Georgia baseball dropped its first SEC series of the season on Saturday, falling 9-3 to Kentucky.
The Bulldogs (17-3, 0-2 SEC) looked like a shell of themselves offensively, stringing together just three hits. It was UGA’s second homer-less game of the season, its first since the opening weekend.
Georgia aims to salvage the series at 1 p.m. on Sunday at Kentucky Proud Park in Lexington.
The Wildcats (16-3, 2-0) jumped on Bulldog starter Leighton Finley early with a pair of runs in the first inning and another in the second.
Finley finished his first career SEC start surrendering seven hits, a walk and three earned runs in four innings.
The Wildcats were particularly strong in forcing long at-bats. Kentucky continued to foul off pitches, forcing walks or mistake strikes in the middle of the zone.
“It’s the quality of the pitch as crazy as it sounds,” Johnson said. “We’ve just got to continue to try to make pitches, (and) we’ve got to play better defense.”
Kentucky kept rolling against reliever Daniel Padysak in the fifth inning, taking a 5-0 lead on a two-run double. Padysak walked the first two batters he faced to set up the double, which ended his day before he recorded an out.
“We’ve got to throw quality strikes with two strikes,” Johnson said. “The walks right there in the middle of the game really came back to haunt us.”
The Wildcats added a sixth run on an RBI single in the sixth inning.

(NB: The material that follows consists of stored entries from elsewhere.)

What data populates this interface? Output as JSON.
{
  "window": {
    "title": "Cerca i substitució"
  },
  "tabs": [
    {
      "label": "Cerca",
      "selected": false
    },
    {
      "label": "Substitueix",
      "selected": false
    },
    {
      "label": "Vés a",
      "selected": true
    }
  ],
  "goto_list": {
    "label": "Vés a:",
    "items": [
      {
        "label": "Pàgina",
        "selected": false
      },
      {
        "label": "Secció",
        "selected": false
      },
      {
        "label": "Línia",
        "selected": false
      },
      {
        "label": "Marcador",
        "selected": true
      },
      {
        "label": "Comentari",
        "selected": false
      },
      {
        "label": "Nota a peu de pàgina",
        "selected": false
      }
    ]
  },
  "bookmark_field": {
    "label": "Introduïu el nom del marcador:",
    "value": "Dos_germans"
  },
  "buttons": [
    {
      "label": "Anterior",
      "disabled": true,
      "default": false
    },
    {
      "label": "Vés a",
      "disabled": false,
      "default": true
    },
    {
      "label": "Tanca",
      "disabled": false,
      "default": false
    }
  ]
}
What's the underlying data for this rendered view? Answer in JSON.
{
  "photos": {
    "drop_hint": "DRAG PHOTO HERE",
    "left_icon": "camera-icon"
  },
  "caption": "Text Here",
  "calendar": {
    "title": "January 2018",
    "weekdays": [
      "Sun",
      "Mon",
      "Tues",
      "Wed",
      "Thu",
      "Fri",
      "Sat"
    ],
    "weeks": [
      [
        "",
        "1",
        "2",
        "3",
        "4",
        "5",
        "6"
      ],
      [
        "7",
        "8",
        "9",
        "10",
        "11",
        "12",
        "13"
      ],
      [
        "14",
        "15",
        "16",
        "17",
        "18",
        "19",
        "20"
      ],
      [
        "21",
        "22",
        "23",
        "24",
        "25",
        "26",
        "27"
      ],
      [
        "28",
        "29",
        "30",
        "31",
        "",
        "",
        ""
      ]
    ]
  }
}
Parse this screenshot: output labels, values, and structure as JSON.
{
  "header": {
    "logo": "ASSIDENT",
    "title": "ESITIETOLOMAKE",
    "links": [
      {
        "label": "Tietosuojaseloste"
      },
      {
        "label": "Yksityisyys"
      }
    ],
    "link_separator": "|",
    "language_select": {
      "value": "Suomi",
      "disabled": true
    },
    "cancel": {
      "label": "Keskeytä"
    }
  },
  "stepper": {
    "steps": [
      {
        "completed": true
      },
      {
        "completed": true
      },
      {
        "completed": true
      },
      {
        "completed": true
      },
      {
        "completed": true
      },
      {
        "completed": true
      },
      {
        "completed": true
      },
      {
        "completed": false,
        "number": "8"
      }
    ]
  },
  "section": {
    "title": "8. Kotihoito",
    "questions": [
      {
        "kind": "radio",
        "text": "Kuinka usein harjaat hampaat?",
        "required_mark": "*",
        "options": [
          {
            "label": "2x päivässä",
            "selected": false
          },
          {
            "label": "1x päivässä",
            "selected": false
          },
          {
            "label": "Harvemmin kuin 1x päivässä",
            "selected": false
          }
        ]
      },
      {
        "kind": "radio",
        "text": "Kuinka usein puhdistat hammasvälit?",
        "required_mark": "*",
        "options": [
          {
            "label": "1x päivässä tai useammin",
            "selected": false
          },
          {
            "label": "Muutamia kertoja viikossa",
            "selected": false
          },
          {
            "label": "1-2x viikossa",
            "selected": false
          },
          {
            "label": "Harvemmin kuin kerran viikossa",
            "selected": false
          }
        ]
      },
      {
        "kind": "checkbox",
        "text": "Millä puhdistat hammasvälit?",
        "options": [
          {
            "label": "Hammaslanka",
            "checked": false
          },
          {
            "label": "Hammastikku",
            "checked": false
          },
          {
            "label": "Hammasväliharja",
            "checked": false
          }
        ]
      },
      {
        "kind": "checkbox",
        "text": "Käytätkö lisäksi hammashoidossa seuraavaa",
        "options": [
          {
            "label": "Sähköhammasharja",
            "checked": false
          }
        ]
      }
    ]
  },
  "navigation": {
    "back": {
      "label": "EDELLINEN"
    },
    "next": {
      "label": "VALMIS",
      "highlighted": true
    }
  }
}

Georgia finally found some momentum at the plate in the seventh inning. Charlie Condon drew a bases-loaded walk before Slate Alford delivered a two-RBI single for UGA’s three unearned runs.
Suddenly, the Bulldogs had some momentum, trailing just 6-3 entering the eighth inning.
Kentucky delivered the knockout blow in the eighth inning, hitting a pair of homers for the game’s last three runs.
Georgia had plenty of opportunities to answer Kentucky despite the season-low hit total. The Bulldogs were 1-of-9 hitting with runners in scoring position.
The same UGA team that entered Lexington leading the country in homers, slugging percentage and OPS is now 3-of-21 with runners in scoring position this weekend.
“That was uncharacteristic of us, and you’re going to go through these stretches,” Johnson said. “It’s baseball. Nobody hits 1.000.”
Alford led the Bulldog offense, hitting 1 for 4 with two RBI.